A few nights later, I stop at my mother’s place and my brother Josh is there. At first, there’s silence and a bit of a stare down. Ever since we were kids, our general reaction to conflict is silence.
“Dad got drunk and ran over your bike.”
Silence.
” Mom slapped Marissa across the face.”
Silence, but understood . Marissa pushed all of us to our limits when we were kids. Her mouth ran non-stop, calling Josh “fat boy” and me “girlie man”. Josh and I were secretly happy when she got smacked because we’d have a few days of not being bothered by her antics.
After a few moments of ambiguous silence, I initiate the conversation.
” Hey Josh. Looks like the party was a success.”
Josh pulls a cigarette from his jacket pocket and lights up. We’re around the kitchen table where a Mexican sun dial ashtray sits between two Jack and Jill figurines. He inhales, exhales, lets the smoke curl around his face, then he wipes the air with his hands to shoo away the cloud.
” Nice of you to acknowledge it. Only took you 3 days to like the photo, girlie man.”
“Been busy,” I explain.
“Yeah, well, you know we’re friends with some of the same people. I noticed you liked a photo of Amanda within seconds of her posting it.”
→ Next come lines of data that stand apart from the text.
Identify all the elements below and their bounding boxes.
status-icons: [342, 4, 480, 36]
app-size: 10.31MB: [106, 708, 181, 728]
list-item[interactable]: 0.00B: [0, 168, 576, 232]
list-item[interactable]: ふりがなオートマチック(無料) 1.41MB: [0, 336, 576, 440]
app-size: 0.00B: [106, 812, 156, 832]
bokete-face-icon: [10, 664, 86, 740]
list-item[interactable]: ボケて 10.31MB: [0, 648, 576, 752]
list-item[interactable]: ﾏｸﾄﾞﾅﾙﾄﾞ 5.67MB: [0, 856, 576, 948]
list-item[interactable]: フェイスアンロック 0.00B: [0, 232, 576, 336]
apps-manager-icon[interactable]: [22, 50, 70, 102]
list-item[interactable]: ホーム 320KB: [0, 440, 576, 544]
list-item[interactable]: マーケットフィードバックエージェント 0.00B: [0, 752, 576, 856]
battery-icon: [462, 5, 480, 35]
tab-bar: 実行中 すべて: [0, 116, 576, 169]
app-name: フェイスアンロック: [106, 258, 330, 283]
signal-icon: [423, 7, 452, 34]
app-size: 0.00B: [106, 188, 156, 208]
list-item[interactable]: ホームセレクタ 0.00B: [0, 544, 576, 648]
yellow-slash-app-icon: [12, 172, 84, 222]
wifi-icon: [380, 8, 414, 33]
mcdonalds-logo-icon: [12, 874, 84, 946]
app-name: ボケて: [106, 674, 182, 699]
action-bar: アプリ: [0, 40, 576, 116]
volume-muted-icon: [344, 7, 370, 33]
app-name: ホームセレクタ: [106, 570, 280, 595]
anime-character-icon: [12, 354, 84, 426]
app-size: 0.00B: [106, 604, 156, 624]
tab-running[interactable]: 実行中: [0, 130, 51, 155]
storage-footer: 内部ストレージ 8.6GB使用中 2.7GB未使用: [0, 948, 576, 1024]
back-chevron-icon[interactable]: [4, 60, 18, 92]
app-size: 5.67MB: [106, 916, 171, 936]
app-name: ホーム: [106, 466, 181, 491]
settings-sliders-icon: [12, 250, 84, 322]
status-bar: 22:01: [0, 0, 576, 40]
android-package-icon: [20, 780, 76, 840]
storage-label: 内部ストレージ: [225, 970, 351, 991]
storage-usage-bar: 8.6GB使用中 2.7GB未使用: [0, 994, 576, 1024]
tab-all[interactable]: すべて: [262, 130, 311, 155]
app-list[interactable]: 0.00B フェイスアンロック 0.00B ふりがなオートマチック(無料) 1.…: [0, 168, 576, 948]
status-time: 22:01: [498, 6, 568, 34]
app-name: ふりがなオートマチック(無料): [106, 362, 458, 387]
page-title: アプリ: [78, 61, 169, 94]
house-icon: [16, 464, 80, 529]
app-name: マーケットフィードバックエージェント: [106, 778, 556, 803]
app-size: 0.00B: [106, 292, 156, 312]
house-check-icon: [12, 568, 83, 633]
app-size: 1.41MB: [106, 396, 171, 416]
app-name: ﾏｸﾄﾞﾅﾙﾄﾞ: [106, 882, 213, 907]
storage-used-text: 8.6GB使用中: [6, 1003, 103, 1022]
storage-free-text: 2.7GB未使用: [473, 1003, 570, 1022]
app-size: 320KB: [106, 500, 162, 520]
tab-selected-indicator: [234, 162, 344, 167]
In reality, he’s not wrong on this point. I did in fact like her photo. In it, she was posing with some horses in Wyoming– one of her all time dreams. And yes, admittedly, she looks as hot as when she left me at the prom.
“And?” I retorted.
“Pretty messed up that you’d like her photo before your nephew’s.”
” I see your point and get it,” I respond, “So what’s the fix?”
He doesn’t have an answer. He takes another drag and holds the smoke in for a long time. When he exhales, a river of smoke exits.
” Well, I think the fix is that I show your wife the ‘like’ and explain to her you and Amanda’s history. In fact, I wouldn’t be surprised if I’ve already done it.”
The chances of him actually doing something about this are slim. He’s weak. Once ,when he was in college, somebody took a dump in his laundry when it was in the washer. Instead of finding the person or being enraged, he cowered , sat on the machine, then transferred the soiled clothes to another machine when no one was looking.
“Whatever, Josh. You’re all talk. You haven’t the balls. Besides, I already told her everything.”
“Sure you did. I already met with her before coming to mom’s .”
“It is what it is,” I respond.
Looking at my watch, I feign panic as if I were late to a meeting.
“Anyways, I need to get going. Say hi to your fat frickin’ son for me, will you?”
The door slams behind me and my mother waves from the living room window.
Exiting the house, I get into my car and drive away, wondering how I’m going to feel when I get home.
On one hand, if my wife’s gone, she’s gone.
And if Amanda’s on the doorstep waiting for me, that’s another reaction.
Pushing the gas, I roll down the window, then crank up the music. I feel the cold wind for the first time since I was 17. I’ve been an adult my whole life, and have waited for this and nothing more.